Manuel Valls s’est porté  candidat à l’élection présidentielle, le 5 décembre, et a remis, dès le lendemain, sa démission au Président de la République. Cette démission jointe à la déclaration de non-candidature de François Hollande a dénoué ce qui aurait pu déboucher sur une véritable crise institutionnelle au sommet de l’Etat, la perspective d’un affrontement entre les deux têtes de l’exécutif devenant une hypothèse de plus en plus plausible. Tout est-il pour autant rentré dans l’ordre ? Non et cela pour deux raisons.
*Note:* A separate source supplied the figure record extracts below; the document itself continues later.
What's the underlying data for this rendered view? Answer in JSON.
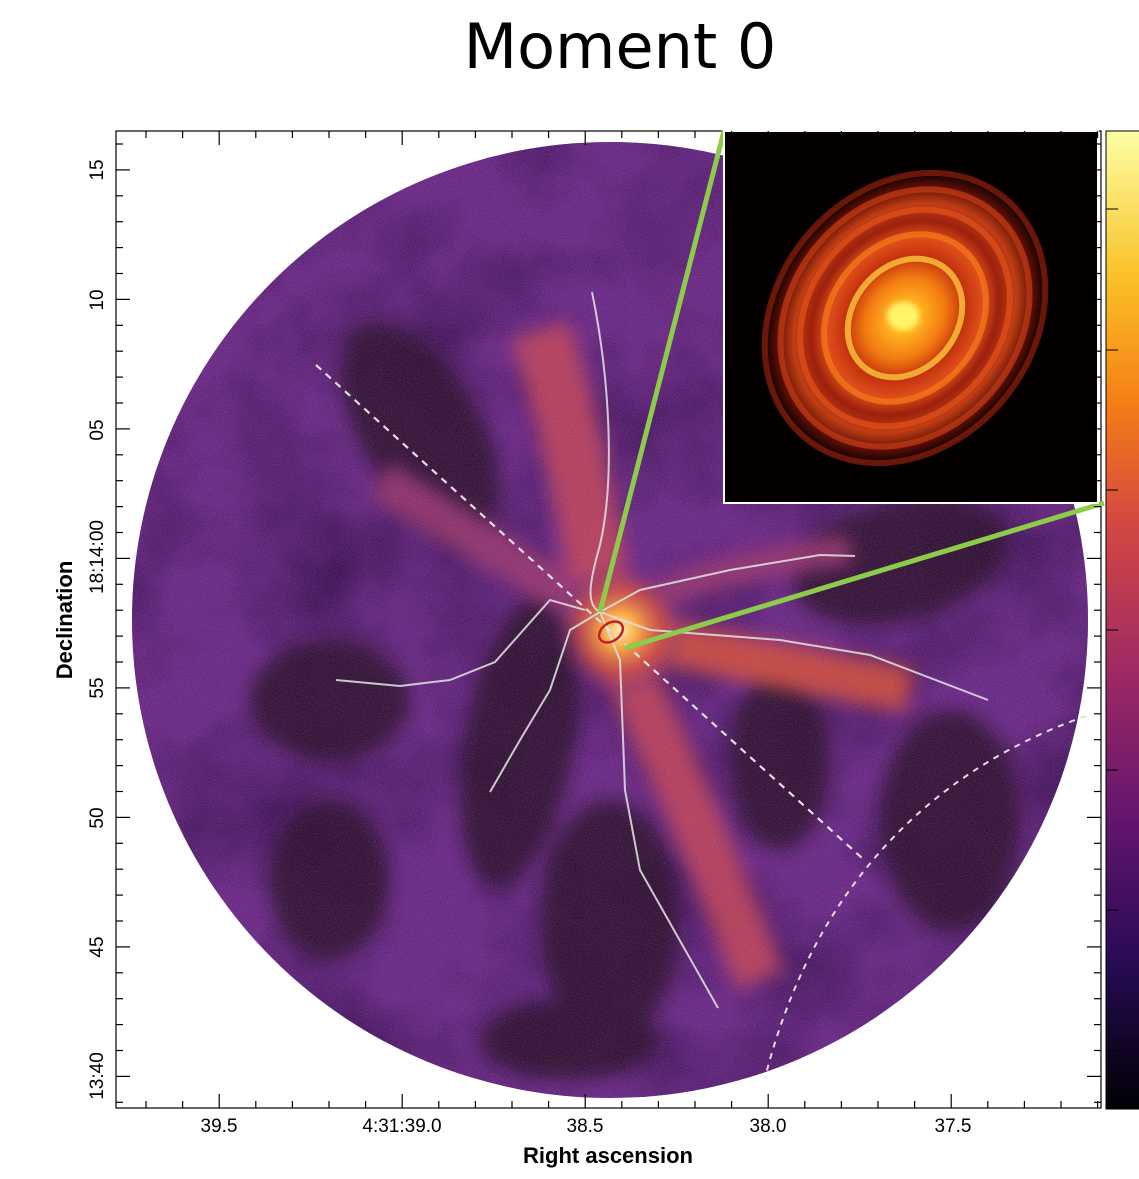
{
  "title": "Moment 0",
  "x_axis": {
    "label": "Right ascension",
    "ticks": [
      "39.5",
      "4:31:39.0",
      "38.5",
      "38.0",
      "37.5"
    ]
  },
  "y_axis": {
    "label": "Declination",
    "ticks": [
      "15",
      "10",
      "05",
      "18:14:00",
      "55",
      "50",
      "45",
      "13:40"
    ]
  },
  "colorbar": {
    "colormap": "inferno"
  },
  "inset": {
    "description_icon": "protoplanetary-disk-image"
  },
  "colors": {
    "background_dark": "#0c0410",
    "emission_mid": "#5a1a78",
    "emission_bright": "#f08a20",
    "emission_peak": "#fff0a0",
    "inset_link": "#8ccc4a",
    "filament_lines": "#dddddd",
    "source_ellipse": "#c0202a"
  }
}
 La non-candidature d’un Président de la République sortant est en soi un « événement ». A cinq mois de l’échéance présidentielle et à deux mois des élections primaires organisées par le Parti socialiste, elle laisse la gauche dans un état de division peu commun sous la Vème République. Ce n’est pas seulement la gauche qui est un miroir brisé, c’est aussi le Parti socialistequi est éclaté entre de multiples ambitions. Et cela jusqu’au cœur du socialisme de gouvernement : pour l’instant ce ne sont pas moins de quatre anciens ministres des gouvernements de François Hollande qui s’affrontent (Benoît Hamon, Emmanuel Macron, Arnaud Montebourg, Manuel Valls). La non-candidature du Président de la République a révélé en plein jour la somme d’ambiguïtés, d’équivoques et de conflits que cachait -de plus en plus difficilement- la synthèse hollandaise.

Un autre élément de perturbation est la candidature d’un Premier ministre sortant à la plus haute fonction de la République. Réussir dans une élection présidentielle pour un ancien Premier ministre est chose difficile. Avant Manuel Valls, cinq premiers ministres ont tenté l’aventure (Georges Pompidou en 1969, Jacques Chaban-Delmas en 1974, Jacques Chirac en 1981, Jacques Chirac en 1988, Edouard Balladur en 1995, Lionel Jospin en 2002) et un seul a réussi (Georges Pompidou). Encore faut-il noter que ces premiers ministres candidats n’étaient plus en fonction parfois depuis plusieurs années (Pompidou, Chaban-Delmas, Chirac en 1981) ou étaient des premiers ministres sortants de cohabitation (Chirac en 1988, Balladur en 1995, Jospin en 2002). A cet égard, Manuel Valls innove : il n’observe aucun délai d’attente, il n’a pas cohabité avec le Président sortant et il a choisi de démissionner de ses fonctions. Ces éléments seront-ils suffisants pour que le candidat Valls franchisse les obstacles de la primaire de gauche puis de l’élection présidentielle ? Le pari est audacieux, le défi est immense car il exige que le Premier ministre clivant d’hier devienne demain le grand réconciliateur des gauches et parvienne à réveiller un « peuple de gauche » en plein désarroi.